Solusi yang dilakukan Gates justru memperburuk masalah yang dihadapi masyarakat miskin, dan menopang institusi dan perusahaan yang melakukan scalping terhadap petani miskin. Dan kemudian mereka menawarkan plester, yang membantu luka menjadi septik.
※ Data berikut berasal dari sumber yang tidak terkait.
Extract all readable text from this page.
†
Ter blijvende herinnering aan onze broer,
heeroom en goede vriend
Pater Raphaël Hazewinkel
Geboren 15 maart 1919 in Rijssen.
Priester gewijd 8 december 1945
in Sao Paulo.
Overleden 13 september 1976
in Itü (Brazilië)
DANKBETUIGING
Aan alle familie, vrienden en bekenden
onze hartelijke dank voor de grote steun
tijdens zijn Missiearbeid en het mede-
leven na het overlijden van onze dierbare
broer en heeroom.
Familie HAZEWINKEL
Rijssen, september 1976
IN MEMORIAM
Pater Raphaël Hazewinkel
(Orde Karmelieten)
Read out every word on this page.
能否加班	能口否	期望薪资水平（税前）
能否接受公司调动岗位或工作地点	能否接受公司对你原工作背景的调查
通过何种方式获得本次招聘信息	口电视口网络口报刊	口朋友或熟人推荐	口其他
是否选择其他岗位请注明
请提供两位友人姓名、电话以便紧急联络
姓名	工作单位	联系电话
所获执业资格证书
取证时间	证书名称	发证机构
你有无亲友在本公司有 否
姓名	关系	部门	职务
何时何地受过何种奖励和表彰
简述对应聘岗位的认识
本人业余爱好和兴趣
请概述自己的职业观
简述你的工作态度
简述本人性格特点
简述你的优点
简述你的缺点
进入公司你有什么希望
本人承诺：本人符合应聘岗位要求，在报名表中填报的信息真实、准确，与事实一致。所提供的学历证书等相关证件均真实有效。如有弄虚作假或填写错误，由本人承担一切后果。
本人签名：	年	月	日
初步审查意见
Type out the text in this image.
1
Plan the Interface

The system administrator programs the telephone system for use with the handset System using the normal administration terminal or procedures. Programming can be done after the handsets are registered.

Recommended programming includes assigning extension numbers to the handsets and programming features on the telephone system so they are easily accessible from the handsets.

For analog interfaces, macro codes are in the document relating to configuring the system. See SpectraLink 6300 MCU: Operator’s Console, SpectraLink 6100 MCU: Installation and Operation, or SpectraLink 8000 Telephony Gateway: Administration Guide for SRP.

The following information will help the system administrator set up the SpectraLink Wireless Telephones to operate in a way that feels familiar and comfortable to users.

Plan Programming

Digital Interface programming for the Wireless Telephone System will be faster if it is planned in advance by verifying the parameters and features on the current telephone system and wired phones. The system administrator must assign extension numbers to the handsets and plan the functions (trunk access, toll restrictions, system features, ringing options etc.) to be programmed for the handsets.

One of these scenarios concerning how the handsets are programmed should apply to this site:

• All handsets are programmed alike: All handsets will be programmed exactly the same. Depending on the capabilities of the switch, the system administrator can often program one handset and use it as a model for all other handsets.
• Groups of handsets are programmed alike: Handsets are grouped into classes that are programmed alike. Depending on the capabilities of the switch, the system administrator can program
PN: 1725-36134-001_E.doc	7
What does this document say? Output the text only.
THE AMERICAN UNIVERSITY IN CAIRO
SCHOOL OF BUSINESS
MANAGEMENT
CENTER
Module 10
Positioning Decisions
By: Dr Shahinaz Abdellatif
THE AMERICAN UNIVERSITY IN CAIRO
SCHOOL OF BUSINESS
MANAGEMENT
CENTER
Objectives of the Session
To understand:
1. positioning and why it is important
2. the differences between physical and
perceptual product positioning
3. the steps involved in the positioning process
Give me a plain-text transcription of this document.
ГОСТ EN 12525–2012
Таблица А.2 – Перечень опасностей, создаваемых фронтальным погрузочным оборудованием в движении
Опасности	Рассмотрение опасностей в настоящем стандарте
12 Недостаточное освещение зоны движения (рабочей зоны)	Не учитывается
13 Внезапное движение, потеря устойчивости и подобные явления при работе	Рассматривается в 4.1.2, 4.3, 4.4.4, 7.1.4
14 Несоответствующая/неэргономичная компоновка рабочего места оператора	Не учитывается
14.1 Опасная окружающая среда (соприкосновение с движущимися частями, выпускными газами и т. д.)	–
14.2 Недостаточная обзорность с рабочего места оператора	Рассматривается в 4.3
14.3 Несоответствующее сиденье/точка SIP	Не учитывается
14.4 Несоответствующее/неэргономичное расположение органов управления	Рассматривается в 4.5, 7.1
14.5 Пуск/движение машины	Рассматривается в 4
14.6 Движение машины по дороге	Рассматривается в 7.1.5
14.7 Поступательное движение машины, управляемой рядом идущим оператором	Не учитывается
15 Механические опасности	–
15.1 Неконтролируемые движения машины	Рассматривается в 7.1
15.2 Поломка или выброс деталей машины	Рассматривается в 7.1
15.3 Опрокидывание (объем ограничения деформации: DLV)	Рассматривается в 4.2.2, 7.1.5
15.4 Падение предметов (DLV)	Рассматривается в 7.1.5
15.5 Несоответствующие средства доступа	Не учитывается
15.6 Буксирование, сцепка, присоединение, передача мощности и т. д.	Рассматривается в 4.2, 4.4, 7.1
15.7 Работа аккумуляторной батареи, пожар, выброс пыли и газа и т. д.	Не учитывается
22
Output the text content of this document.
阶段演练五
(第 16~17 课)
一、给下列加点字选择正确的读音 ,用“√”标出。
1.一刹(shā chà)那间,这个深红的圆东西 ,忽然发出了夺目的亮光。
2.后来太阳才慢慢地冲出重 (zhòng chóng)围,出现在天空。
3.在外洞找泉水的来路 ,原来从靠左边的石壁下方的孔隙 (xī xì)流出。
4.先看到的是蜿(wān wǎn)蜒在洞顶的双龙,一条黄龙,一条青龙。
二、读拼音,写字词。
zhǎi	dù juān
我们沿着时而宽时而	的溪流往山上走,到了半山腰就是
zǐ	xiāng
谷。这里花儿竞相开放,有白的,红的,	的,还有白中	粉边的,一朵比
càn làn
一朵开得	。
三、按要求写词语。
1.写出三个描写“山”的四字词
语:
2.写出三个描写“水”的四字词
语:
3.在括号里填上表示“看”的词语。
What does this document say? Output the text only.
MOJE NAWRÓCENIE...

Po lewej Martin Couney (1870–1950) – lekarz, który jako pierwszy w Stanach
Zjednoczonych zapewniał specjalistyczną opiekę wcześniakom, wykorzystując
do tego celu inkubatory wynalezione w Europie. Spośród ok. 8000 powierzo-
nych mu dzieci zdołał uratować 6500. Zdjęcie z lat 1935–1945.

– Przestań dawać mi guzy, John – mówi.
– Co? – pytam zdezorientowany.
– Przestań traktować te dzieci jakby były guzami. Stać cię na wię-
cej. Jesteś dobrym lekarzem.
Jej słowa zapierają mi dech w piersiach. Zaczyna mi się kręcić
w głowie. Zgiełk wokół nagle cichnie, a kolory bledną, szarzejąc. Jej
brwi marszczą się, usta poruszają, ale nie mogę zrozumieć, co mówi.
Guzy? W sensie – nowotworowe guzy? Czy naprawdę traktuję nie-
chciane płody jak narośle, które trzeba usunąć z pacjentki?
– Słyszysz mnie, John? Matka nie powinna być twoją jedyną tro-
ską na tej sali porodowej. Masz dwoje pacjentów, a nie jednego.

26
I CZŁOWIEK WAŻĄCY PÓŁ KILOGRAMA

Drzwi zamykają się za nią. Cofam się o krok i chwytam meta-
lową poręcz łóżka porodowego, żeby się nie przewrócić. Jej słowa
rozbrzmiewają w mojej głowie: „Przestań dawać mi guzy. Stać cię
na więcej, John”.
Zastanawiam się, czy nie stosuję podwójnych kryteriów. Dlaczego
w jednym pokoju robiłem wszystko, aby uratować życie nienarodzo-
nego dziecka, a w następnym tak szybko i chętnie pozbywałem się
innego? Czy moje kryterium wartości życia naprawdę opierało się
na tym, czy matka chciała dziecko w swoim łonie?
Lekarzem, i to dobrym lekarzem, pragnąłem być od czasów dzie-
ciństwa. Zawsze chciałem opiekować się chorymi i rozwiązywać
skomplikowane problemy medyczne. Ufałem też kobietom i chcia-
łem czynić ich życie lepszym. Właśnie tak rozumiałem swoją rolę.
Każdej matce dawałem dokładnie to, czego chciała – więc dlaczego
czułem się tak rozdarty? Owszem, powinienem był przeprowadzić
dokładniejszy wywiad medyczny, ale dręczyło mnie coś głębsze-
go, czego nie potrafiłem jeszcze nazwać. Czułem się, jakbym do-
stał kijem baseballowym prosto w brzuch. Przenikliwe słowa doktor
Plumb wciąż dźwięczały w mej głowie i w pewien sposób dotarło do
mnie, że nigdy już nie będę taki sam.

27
Filantropi tidak dimaksudkan seperti manufaktur sosis – namun setiap langkah dalam rencana Gates untuk Afrika, mulai dari investasi abadi hingga belanja pertanian, menimbulkan rasa mual. Mungkin kita tidak perlu heran. Kepala arsitek perangkat lunak Microsoft telah menghabiskan karirnya mengembangkan patch teknologi, lalu melakukan patch untuk patch tersebut, dan seterusnya. Jika seseorang tidak bermurah hati, kita mungkin melihat Yayasan itu sendiri sebagai penambal atas jatuhnya saham pribadinya pada tahun 1990an. Tampaknya kemurahan hati Gates adalah amal dalam bentuk terburuknya, sebuah cara untuk mengagung-agungkan diri sendiri. Itulah gambaran sempit dan tragedi terbesar yang dialami orang terkaya di dunia.
*Versi lebih lengkap dari artikel ini beserta tautan dan referensi tersedia di www.stuffedandstarved.org, sebuah sumber online untuk aktivisme seputar pangan, kelaparan dan ketidaksetaraan dalam sistem pangan dunia.